The river is one of those icons that I can leave for a long time and yet return to with the same affection and emotions that it draws out of me every time I return to its sandy banks. The river has been with me my entire life. Just as I have grown and changed and meandered in different life directions, so too has this mighty river.

It played a subtle yet important role during my ‘lost years’ when I found solace, comfort, and companionship along its ever-changing shoreline. It was, at once, a place to go to get lost, to engage in worldly conversations, life-changing decisions and distractions from the reality of the moment.

One day, a visit to the river might mean a winter hike exploring its rocks and crevices with a friend, coffee thermos close at hand. The conversation has long since been forgotten; the cold not so much.
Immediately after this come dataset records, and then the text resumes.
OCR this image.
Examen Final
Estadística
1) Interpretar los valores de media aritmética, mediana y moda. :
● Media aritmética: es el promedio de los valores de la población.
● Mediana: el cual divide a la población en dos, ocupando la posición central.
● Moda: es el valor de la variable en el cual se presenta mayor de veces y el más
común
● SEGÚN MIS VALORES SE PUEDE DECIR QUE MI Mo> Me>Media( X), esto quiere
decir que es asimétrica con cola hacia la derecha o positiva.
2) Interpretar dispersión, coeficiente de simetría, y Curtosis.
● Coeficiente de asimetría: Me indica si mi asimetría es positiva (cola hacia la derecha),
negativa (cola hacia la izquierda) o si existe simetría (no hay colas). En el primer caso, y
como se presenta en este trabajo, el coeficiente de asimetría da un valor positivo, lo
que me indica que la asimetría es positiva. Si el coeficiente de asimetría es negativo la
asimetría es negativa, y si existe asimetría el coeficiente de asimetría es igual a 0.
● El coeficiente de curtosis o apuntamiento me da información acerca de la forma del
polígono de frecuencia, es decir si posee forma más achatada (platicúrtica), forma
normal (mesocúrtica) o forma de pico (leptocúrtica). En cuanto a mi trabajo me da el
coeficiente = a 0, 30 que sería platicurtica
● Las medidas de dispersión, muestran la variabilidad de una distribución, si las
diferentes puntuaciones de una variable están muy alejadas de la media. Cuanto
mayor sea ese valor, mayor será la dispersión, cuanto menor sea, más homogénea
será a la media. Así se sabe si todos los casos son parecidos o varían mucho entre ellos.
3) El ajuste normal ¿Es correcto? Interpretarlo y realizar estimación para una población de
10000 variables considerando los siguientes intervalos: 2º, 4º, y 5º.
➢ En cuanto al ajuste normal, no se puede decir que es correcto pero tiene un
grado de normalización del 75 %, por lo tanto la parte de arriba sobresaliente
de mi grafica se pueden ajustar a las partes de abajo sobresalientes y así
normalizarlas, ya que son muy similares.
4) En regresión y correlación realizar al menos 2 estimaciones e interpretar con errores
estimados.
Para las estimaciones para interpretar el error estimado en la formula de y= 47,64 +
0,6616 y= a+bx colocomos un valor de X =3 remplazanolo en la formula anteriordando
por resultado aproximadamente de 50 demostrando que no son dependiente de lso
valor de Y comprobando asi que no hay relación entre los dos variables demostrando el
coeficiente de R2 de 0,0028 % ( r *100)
The next time, it could be offering up my car hood as a solar blanket to keep my girlfriend warm.
It was a moment in time for silly things like that.

Other times, it meant slipping down its rocky embankment for a solitary walk along its shores.

While I was working at Twin Cities Public Television, the station produced a documentary on the river and its special draw to Minnesotans.

It highlighted the river’s long and storied history as a landing spot for fur traders and steamboats. The film chronicled its importance to the commerce and industry that fed both cities, but especially the small hamlet of Saint Paul.

It’s been labeled the Port of Saint Paul and has long been a harbor for small boats on Harriett Island.

All through high school, I would hitchhike everywhere I went. One familiar route was down along Sheppard Road; a route that bordered the Mississippi River all the way to downtown Saint Paul. There, along the banks of the old river, sat the shacks, hovels, and homes of generation upon generation of immigrants who worked the river and factories in the city. Those immigrants who collected along its shoreline below the High Bridge finally evolved into St. Paul’s own Little Italy before its demise after the floods of 1965.

Anyplace along the river was always a great place to go on a date. Not just to make-out if that was on the agenda but also to wander and wonder and philosophize about anything under the moon.

The monument was just such a collective spot.

Once known as Shadow Falls, the monument was erected to honor the soldiers of World War I. Over the years, its surrounding landscape and accouterments have changed and evolved with the times but its overlook never fails to impress even the most familiar of visitors.

When I was living in near-squalor by the University of Minnesota, I would sometimes wander down to the riverbank across from downtown Minneapolis with Susan in hand to look and imagine where we might be in the future.

Susan and I would map out our lives, talk about our careers respectively in television and nursing, our dysfunctional families and everything we had in common. We would wax and wane philosophically about where we might be in ten years. Those salons of hopeful dreams were exciting, fruitful, and fulfilling for the moment, even though at least one of us knew, quite unspoken, that our future of pastel colors and soothing flavors probably wouldn’t include the other person.

Now fast forward almost fifty years and I’m once again wandering those Mississippi shores. When Sharon goes to her art class in Norde East Minneapolis, I find myself, once again, drawn to the river.

The times have changed, old friends come and gone, but the river remains constant. Old and sometimes slow like me, it continues its meandering down toward the gulf of Mexico but leaving behind all those wonderful old memories just piling up along its translucent transparent shores. It speaks to me of youth and inexperience, love, loss, success, failure, and most of all, longevity.

Nothing remains the same, they say.

Yes, I reply, but some things never change.